Heidegger thus directly challenged the Medieval belief that the essence (soul) is prior to the existence (identity) of the person; instead, he inverted it into a formula that read existence is prior to essence.  There is no pre-given human essence; instead, we make ourselves by our involvement in the everyday world.  Thus Da-Sein is not a “soul,” it is a “happening” [Ereignis] that is stretched out between birth and death, or, in Heidegger’s terms, in the “historicity” of “becoming.” 


Da-Sein has three “existentiells,” or characteristics, that are shared by every “existential,” or a specific and local way of living:


  1. (being-in-the-world) Da-Sein finds itself thrown into the world not of its choosing, already delivered to the task of living its concrete contextual life.  This “facticity” of our lives is revealed by our common moods (burden of concern, care, etc.). 


  2. (being-towards-death) Da-Sein is always already taking a stand on its life by acting in the world.  This is “agency,” where human existence is “ahead of itself” by being able to deal with the now and therefore predict the course of the future and by the fact that each of our actions shape our lives into being people or a certain sort.  In other words, Da-Sein is future-oriented with a being-towards-death (everything we do defines our being as a totality). 


  3. (being-with) Da-Sein is always with others, thus, it is “discourse” in the sense that we are always articulating, addressing, and discussing the entities that appear in our concernful absorption in current situations. 

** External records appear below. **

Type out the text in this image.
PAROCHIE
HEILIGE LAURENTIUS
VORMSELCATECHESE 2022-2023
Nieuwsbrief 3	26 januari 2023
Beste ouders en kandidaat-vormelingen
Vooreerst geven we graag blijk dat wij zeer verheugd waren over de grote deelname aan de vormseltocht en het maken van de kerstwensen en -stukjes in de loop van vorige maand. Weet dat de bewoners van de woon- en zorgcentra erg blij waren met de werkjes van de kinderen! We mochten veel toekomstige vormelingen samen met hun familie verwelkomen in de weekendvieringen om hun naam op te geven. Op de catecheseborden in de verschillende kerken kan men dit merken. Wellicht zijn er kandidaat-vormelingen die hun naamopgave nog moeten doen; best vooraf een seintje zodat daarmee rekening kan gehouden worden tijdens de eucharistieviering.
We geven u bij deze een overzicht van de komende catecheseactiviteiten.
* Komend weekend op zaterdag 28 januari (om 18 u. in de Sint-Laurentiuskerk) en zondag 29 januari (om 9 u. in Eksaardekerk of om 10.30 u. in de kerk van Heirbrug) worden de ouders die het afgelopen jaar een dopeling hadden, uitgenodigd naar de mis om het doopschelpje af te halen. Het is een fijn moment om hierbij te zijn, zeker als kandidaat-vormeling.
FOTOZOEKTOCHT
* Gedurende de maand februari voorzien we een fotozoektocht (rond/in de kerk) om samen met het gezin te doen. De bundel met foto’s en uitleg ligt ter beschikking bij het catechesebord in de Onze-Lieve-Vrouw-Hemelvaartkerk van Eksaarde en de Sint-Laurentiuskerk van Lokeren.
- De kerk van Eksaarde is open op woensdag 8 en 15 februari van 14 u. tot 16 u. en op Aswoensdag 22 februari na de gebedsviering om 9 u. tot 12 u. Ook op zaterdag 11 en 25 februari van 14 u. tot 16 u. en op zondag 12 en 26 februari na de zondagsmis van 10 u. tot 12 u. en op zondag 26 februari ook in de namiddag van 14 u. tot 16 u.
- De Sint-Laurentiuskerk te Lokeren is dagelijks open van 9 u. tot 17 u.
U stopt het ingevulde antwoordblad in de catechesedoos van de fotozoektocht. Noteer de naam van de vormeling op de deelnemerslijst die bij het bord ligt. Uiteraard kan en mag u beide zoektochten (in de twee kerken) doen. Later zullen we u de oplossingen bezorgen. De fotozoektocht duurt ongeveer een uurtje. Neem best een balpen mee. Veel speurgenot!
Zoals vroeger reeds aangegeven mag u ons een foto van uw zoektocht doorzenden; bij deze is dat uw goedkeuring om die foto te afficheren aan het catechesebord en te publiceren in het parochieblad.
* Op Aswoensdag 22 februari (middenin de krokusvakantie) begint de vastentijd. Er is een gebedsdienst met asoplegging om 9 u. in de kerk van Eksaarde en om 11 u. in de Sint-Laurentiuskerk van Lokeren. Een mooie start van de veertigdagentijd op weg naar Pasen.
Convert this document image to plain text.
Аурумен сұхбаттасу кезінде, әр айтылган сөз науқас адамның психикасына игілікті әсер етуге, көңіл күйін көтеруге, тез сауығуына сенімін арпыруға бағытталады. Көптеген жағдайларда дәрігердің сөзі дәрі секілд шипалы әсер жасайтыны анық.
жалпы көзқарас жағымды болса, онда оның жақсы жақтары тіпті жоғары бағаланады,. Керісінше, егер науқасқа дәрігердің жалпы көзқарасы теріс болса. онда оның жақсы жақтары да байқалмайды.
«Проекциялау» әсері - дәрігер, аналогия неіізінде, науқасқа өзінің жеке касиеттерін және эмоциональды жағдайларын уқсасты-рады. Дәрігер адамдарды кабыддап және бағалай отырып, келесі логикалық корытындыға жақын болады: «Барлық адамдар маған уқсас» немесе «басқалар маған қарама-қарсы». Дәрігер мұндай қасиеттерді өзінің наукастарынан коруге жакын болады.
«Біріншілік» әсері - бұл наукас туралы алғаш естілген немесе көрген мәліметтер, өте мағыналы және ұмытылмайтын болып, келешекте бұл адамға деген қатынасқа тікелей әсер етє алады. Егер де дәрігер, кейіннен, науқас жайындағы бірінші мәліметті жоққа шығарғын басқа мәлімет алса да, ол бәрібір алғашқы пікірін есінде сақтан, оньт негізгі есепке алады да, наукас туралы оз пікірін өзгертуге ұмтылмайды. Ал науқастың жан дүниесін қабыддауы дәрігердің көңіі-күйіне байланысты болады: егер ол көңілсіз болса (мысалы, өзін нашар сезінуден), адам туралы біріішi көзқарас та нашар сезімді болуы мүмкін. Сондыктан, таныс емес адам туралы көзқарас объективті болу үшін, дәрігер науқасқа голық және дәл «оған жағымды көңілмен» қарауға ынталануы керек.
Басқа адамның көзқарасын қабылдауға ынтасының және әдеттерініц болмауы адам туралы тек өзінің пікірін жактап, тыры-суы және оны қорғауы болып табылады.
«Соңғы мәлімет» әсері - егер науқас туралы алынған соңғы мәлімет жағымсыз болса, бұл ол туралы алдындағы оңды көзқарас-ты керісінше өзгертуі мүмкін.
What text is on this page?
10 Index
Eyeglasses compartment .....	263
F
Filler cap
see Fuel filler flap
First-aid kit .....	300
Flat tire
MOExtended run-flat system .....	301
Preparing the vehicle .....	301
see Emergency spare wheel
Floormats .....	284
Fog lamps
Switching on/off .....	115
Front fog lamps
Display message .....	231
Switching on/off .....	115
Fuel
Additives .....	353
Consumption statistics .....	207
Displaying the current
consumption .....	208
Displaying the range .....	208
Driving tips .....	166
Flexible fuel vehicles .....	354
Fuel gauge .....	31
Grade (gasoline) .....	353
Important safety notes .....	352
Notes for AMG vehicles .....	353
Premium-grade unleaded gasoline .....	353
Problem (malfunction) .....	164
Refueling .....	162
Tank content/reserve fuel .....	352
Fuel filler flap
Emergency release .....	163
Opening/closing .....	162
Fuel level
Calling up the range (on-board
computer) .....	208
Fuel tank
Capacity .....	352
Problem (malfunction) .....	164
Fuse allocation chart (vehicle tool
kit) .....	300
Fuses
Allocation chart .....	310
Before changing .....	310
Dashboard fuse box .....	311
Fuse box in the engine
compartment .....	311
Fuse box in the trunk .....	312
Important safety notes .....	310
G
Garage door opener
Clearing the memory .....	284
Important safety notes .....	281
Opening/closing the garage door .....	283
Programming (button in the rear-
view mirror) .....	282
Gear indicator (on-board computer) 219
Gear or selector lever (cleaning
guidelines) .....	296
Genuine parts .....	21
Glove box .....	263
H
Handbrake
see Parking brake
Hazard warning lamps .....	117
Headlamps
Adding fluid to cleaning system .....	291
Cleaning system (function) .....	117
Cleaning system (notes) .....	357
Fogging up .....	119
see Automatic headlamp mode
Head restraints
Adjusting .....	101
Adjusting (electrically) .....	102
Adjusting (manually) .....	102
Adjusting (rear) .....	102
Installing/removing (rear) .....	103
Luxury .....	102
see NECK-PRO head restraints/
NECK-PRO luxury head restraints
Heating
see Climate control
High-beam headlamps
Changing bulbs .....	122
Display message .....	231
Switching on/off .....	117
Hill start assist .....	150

These three existentiells define human existence as a temporal unfolding; our Being is our becoming.  The unity of these three characteristics is “care;” Da-Sein is that being who cares about its Being.  By taking a stand in our own being we make our own identity, we make our value and meaning.


The Existentialists take up and radicalize this Heideggerian phenomenology that focuses on Being and focus it even more precisely on human beings. 


In addition to existentialism developing out of phenomenology, numerous thinkers have taken up phenomenology for its method or as a disposition from which to do philosophy and pursue diverse reflections.  In particular, phenomenology widely informs many thinkers in the philosophy of religion and in phenomenological psychology.  Further, phenomenology is also critical to postmodernism, which both adopts and critiques phenomenological principles.